Al cuarto día en Tokio resulta razonable preguntarse cuanta buena educación uno puede asimilar. Las impecables buenas maneras japonesas empiezan por un respeto extraordinario al prójimo, su espacio privado y el derecho común a la tranquilidad. Qué lujo.
Esto supone una interminable sucesión de reverencias y cortesías hasta para las interacciones más nimias. Alcanzar un salero, por ejemplo, puede derivar en un breve y precioso ritual de solicitud y agradecimiento. En el Perú la gente ni siquiera te mira a los ojos cuando saluda. Si saludan.
El prodigio del arigato gozaimasu se contagia. Pronunciarlo se vuelve inevitable vínculo de sociabilidad civilizada, y hasta la más tosca peruanidad se rinde ante él. Es más, continúa curiosa hacia ese misterio de humildad y servicio que encierra la expresión sumimasen. Una suerte de pedir disculpas, pero no por un error sino por afán de servicio. Súmese a este aprendizaje el recrearse sonoramente en la dulce eufonía de kudasai, que no es otra cosa que ‘por favor’. Oído repetidamente y con delicadeza suena a poema.
Al cuarto día en Tokio resulta evidente que la visión japonesa del mundo está intrincada con su naturaleza insular, tanto geográfica como idiomática. Lo que da lugar al pensamiento circular y no evidente: cuando flamea la bandera, ¿se mueve la tela o se mueve el viento? ¿O es tu mente lo que se mueve?
El laberinto de ideogramas que nada concreto significan al extranjero transmite, sin embargo, una estética y coherencia propias que apaciguan y dan confianza. Aquí las personas hacen lo que se supone que tienen que hacer y las cosas funcionan como deberían de funcionar. Tremendo choque cultural. Se suaviza en los detalles de consideración y honor presentes por todos lados.
Entregar o recibir una tarjeta personal, el meishi, es una ceremonia que para Occidente es un descuidado trámite y potencial tráfico de influencias: el tarjetazo. Aquí la tarjeta se recibe con las dos manos, como todas las cosas, haciendo una reverencia y luego leyéndola con atención. No se dobla ni se guarda en un bolsillo trasero del pantalón. El simbolismo es grande. Tiene que ver con el shinto, religión nativa del Japón, donde cada objeto personal tiene algo de la persona que lo entrega*1 .

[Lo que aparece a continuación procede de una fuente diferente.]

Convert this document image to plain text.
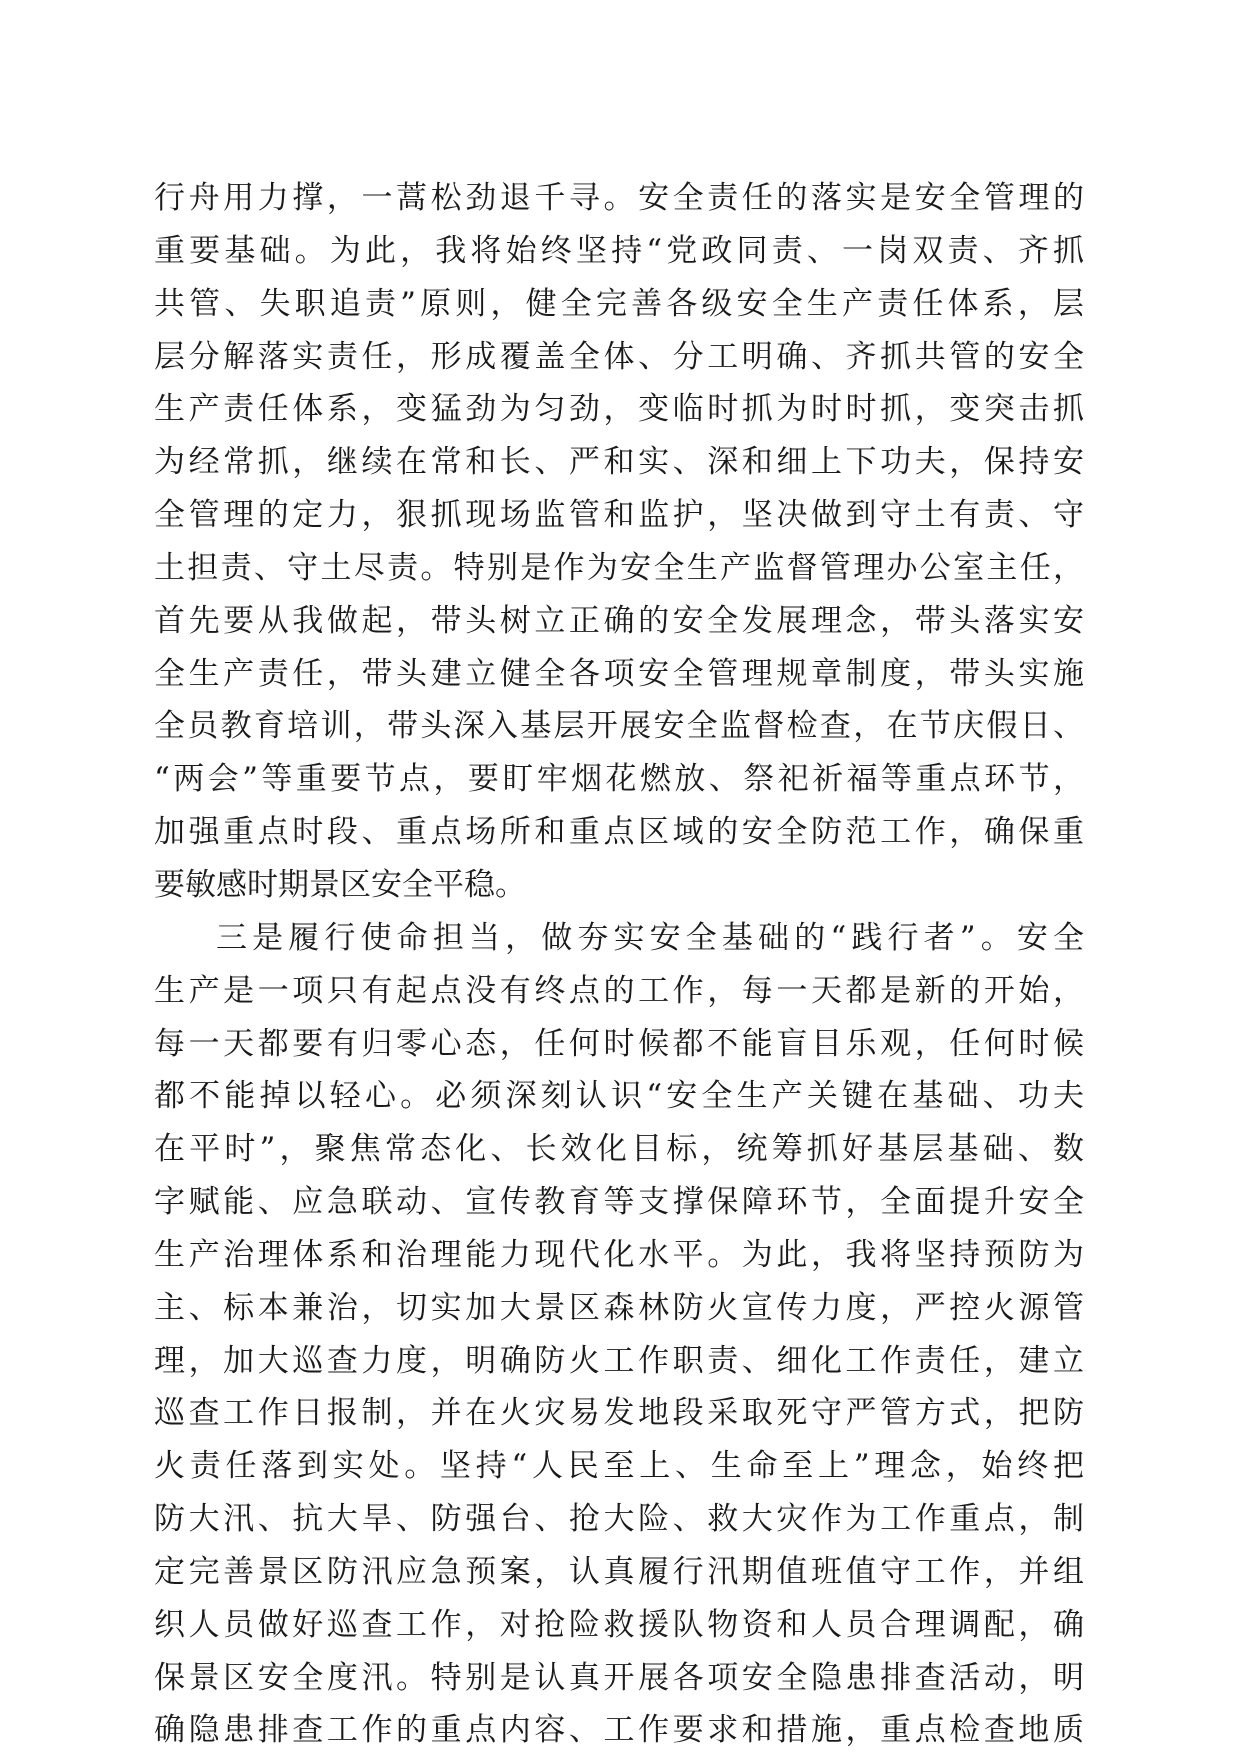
行舟用力撑，一蒿松劲退千寻。安全责任的落实是安全管理的
重要基础。为此，我将始终坚持“党政同责、一岗双责、齐抓
共管、失职追责”原则，健全完善各级安全生产责任体系，层
层分解落实责任，形成覆盖全体、分工明确、齐抓共管的安全
生产责任体系，变猛劲为匀劲，变临时抓为时时抓，变突击抓
为经常抓，继续在常和长、严和实、深和细上下功夫，保持安
全管理的定力，狠抓现场监管和监护，坚决做到守土有责、守
土担责、守土尽责。特别是作为安全生产监督管理办公室主任，
首先要从我做起，带头树立正确的安全发展理念，带头落实安
全生产责任，带头建立健全各项安全管理规章制度，带头实施
全员教育培训，带头深入基层开展安全监督检查，在节庆假日、
“两会”等重要节点，要盯牢烟花燃放、祭祀祈福等重点环节，
加强重点时段、重点场所和重点区域的安全防范工作，确保重
要敏感时期景区安全平稳。
三是履行使命担当，做夯实安全基础的“践行者”。安全
生产是一项只有起点没有终点的工作，每一天都是新的开始，
每一天都要有归零心态，任何时候都不能盲目乐观，任何时候
都不能掉以轻心。必须深刻认识“安全生产关键在基础、功夫
在平时”，聚焦常态化、长效化目标，统筹抓好基层基础、数
字赋能、应急联动、宣传教育等支撑保障环节，全面提升安全
生产治理体系和治理能力现代化水平。为此，我将坚持预防为
主、标本兼治，切实加大景区森林防火宣传力度，严控火源管
理，加大巡查力度，明确防火工作职责、细化工作责任，建立
巡查工作日报制，并在火灾易发地段采取死守严管方式，把防
火责任落到实处。坚持“人民至上、生命至上”理念，始终把
防大汛、抗大旱、防强台、抢大险、救大灾作为工作重点，制
定完善景区防汛应急预案，认真履行汛期值班值守工作，并组
织人员做好巡查工作，对抢险救援队物资和人员合理调配，确
保景区安全度汛。特别是认真开展各项安全隐患排查活动，明
确隐患排查工作的重点内容、工作要求和措施，重点检查地质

Al cuarto día en Tokio es preciso honrar la cultura nostálgica de la televisión en blanco y negro y los héroes japoneses que salvaban al mundo de la monstruosidad permanente de los kaijus, engendros posatómicos que tenían en Godzilla a su patriarca. Ultraman, superhéroe mitad estrella mitad humano de los años sesenta, tiene un pequeño altar en una tienda perdida en las galerías subterráneas de la Tokio Station, en el barrio de Chiyoda. El que lo busca lo encuentra.
Hace varias décadas atrás cada triste tarde limeña era rescatada por Ultraman desde el televisor. De paso salvaba Tokio. Una ceremonia pagana que la inocencia hacía religión. En el brevísimo espacio subterráneo dedicado al héroe nipón, el recuerdo y la gratitud se reencuentran. Mientras que los dependientes se asombran. ¿Qué puede significar para un gaijin —un extranjero— un ídolo vintage japonés? El idioma universal de la reverencia resuelve una traducción imposible.
Arigato, Ultraman. Defender una escenografía de cartón llevando un disfraz de neopreno siempre fue una causa perdida. De esas que en este y otros mundos solo los caballeros defienden.
1. Al cuarto día en Tokio queda claro que la usurpación de lo japonés que hiciera Alberto Fujimori en su irrupción política en los noventa fue un embuste étnico.